La violence politique en Tunisie et les moyens de la combattre, thème d’une table ronde organisée dimanche dans la ville de Jendouba.

Pour les participants, la violence politique est un phénomène naturel qui apparaît en période de transition. D’autres intervenants ont estimé que les conflits idéologiques et politiques constituent des préludes à la violence qui est nourrie par la dégradation des conditions socio-économiques et culturelles.

De plus, le vide sécuritaire qu’a connu la Tunisie après la révolution a largement contribué à la propagation de la violence.

Les médias publics et privés sont en grande partie responsables des conflits qui dégénèrent en des formes de violence politique, dans la mesure où certains établissements de presse ne respectent pas la déontologie journalistique, selon les participants.
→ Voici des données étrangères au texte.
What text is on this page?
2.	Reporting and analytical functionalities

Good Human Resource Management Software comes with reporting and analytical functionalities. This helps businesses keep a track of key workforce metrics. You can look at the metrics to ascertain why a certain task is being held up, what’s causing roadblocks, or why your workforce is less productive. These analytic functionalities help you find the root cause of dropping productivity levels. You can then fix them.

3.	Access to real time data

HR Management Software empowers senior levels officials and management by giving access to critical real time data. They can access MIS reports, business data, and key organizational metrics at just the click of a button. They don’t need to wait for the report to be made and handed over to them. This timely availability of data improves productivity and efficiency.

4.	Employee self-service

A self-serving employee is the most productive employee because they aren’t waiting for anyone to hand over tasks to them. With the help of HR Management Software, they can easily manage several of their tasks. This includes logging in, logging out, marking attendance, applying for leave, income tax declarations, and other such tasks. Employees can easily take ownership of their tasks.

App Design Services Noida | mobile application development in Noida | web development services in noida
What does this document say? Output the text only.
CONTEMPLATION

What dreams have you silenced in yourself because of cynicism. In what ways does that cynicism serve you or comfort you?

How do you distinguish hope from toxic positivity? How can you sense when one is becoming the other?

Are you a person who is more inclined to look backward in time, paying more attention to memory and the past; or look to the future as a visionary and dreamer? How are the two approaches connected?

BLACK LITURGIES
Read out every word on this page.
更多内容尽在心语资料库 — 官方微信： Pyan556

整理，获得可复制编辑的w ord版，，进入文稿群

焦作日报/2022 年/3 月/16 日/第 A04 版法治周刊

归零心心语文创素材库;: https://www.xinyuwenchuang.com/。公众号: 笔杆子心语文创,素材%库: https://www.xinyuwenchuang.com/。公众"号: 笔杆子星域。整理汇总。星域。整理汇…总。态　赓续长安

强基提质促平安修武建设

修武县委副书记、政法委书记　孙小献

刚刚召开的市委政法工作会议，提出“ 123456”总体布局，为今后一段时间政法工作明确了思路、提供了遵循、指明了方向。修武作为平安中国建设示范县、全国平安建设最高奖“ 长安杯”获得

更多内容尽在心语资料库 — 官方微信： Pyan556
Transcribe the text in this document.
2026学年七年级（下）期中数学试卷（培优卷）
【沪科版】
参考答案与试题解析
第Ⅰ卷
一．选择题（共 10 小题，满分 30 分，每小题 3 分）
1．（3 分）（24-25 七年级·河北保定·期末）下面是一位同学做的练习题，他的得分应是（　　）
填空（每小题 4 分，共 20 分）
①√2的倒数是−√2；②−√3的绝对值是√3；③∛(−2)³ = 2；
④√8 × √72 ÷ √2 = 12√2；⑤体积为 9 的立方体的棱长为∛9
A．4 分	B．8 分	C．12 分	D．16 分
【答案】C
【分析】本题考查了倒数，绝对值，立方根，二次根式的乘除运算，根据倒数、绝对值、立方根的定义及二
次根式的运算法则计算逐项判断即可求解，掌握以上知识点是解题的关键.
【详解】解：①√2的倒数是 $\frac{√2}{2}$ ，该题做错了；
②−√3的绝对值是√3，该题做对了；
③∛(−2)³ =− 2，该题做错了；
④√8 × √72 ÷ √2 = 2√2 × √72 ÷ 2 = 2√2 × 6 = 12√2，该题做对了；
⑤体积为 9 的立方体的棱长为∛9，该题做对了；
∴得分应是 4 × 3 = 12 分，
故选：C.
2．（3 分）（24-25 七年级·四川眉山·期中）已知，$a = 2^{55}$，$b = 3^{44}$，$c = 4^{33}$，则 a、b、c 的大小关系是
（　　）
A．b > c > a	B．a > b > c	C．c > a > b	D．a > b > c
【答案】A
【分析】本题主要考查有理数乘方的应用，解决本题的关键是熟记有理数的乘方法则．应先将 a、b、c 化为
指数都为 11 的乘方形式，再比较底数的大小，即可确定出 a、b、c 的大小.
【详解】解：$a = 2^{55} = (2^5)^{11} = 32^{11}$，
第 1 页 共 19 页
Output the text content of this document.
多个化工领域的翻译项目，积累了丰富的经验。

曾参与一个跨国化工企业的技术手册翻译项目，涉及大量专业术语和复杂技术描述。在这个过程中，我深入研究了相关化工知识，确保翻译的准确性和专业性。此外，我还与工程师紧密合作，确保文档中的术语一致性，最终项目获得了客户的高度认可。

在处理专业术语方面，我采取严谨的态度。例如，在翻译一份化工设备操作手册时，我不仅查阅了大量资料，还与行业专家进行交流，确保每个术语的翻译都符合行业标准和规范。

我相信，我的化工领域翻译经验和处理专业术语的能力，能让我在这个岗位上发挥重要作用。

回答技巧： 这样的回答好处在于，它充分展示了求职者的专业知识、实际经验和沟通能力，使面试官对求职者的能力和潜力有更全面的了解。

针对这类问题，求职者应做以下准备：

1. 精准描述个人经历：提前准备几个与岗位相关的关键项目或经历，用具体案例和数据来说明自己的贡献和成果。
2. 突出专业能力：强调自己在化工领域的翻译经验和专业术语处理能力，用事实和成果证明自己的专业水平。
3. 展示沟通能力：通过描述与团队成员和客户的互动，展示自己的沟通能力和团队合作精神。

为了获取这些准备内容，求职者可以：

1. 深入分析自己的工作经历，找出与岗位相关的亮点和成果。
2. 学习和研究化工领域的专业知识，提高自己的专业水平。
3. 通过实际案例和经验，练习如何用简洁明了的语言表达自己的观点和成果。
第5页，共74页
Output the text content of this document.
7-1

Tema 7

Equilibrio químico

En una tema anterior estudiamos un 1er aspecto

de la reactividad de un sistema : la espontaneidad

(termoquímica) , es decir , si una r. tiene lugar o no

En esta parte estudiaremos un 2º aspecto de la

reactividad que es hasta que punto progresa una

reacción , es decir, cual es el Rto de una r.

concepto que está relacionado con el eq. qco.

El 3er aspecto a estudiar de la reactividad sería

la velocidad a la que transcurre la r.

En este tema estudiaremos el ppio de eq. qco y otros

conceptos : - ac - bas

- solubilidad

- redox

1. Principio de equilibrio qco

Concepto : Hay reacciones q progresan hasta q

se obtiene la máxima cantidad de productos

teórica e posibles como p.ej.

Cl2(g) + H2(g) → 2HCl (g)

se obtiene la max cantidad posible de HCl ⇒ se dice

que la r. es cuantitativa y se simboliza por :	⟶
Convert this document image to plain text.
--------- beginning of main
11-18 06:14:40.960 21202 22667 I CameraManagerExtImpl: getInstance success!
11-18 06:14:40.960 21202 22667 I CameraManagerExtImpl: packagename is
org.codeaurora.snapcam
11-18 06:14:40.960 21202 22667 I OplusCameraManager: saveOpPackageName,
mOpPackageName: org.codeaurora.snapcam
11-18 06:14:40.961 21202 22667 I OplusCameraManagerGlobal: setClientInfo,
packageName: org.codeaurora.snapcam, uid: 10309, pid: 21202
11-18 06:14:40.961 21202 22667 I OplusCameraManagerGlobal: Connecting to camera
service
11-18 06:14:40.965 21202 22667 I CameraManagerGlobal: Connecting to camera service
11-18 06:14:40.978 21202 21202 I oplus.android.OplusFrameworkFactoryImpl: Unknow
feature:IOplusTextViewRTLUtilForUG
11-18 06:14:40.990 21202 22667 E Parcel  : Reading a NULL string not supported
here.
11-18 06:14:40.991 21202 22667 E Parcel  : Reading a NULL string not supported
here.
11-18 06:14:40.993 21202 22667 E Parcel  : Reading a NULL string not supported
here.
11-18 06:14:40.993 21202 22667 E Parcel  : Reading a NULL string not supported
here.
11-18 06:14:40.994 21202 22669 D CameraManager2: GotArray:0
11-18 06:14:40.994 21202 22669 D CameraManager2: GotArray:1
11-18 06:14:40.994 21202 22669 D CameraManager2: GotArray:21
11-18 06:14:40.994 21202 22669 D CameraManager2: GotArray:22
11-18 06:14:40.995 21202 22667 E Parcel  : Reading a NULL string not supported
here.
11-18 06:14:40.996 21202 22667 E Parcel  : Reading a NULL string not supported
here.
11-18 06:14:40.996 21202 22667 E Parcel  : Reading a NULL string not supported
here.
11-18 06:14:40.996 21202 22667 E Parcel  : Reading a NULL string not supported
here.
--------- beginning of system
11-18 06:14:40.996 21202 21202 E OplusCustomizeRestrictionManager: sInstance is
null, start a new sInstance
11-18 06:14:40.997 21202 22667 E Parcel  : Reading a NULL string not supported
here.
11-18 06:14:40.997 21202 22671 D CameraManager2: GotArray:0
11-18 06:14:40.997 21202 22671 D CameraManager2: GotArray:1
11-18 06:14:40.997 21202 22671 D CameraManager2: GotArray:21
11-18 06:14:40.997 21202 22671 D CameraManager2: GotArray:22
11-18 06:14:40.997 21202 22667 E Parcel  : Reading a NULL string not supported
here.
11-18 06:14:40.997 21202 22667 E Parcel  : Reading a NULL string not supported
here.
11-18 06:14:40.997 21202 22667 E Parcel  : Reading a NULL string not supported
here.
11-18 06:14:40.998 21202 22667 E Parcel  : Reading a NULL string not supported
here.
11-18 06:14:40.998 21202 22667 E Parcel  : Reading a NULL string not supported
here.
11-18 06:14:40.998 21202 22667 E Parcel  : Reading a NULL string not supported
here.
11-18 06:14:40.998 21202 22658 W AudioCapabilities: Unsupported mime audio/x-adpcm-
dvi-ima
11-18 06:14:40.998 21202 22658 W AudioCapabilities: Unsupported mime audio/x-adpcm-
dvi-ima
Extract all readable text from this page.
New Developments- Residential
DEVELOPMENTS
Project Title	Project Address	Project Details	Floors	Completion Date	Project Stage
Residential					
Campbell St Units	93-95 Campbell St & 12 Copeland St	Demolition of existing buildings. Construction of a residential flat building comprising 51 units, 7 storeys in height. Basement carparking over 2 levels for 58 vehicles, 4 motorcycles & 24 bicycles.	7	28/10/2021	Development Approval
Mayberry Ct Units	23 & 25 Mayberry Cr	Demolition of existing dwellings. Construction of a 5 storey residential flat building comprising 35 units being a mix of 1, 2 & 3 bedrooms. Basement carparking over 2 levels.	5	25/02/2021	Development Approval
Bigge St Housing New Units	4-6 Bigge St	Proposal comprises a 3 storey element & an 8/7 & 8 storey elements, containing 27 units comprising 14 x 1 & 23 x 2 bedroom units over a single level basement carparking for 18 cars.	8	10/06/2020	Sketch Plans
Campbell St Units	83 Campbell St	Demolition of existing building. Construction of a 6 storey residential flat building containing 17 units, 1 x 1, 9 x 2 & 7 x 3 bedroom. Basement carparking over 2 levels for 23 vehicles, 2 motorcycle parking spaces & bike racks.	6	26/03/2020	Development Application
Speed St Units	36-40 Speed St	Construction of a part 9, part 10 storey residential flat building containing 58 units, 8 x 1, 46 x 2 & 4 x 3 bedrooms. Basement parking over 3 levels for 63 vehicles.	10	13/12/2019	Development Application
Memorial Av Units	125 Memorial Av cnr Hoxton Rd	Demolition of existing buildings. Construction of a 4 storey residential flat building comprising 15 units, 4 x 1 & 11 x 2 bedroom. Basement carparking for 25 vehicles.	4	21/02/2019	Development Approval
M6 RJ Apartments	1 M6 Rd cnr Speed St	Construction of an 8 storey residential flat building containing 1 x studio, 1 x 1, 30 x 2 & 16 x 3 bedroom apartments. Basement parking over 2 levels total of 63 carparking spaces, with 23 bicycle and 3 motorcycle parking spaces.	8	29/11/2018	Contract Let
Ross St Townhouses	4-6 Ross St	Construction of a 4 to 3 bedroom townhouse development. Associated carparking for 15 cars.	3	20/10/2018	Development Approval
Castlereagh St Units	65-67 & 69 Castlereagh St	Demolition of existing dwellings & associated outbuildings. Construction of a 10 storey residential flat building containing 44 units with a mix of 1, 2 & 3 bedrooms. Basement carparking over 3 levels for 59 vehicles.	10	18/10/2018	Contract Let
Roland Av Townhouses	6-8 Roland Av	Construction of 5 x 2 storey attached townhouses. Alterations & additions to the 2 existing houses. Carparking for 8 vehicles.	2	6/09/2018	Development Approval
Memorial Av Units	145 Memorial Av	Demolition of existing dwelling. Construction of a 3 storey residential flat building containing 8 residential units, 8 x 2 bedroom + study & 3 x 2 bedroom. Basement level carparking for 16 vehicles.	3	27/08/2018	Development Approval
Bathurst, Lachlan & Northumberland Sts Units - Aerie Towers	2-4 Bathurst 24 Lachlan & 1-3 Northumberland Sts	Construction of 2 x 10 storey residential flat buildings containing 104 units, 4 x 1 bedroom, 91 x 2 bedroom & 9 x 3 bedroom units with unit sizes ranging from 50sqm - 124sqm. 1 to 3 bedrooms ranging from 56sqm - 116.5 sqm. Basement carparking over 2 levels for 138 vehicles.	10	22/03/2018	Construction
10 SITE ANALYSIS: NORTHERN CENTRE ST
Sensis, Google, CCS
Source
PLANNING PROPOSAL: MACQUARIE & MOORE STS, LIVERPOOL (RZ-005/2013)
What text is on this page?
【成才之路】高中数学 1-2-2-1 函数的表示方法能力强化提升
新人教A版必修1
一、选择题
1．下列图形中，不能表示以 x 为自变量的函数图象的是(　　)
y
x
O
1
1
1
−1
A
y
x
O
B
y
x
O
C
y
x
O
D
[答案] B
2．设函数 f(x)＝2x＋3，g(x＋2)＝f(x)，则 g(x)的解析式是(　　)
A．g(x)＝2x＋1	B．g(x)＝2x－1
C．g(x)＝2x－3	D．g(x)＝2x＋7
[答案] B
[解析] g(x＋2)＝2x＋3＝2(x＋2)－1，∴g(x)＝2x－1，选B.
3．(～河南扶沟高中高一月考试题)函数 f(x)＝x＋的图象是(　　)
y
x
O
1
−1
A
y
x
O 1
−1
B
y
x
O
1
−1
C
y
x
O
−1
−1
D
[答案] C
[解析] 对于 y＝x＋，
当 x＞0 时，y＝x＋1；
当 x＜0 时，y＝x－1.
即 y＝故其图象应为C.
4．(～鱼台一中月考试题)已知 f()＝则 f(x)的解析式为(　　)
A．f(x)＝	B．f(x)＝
La responsabilité revient aussi à l’Etat qui doit imposer le respect de la loi et contrer la violence. L’Etat est également appelé à lutter contre l’instrumentalisation de l’action associative et politique et les atteintes à la sécurité du citoyens, des partis et du pays, ont-ils encore souligné.

Des membres de la société civile et des représentants de partis politiques et de syndicats sécuritaires ainsi que des activistes des droits de l’homme ont participé à cette rencontre organisée par le Centre Awfia ( fidèles).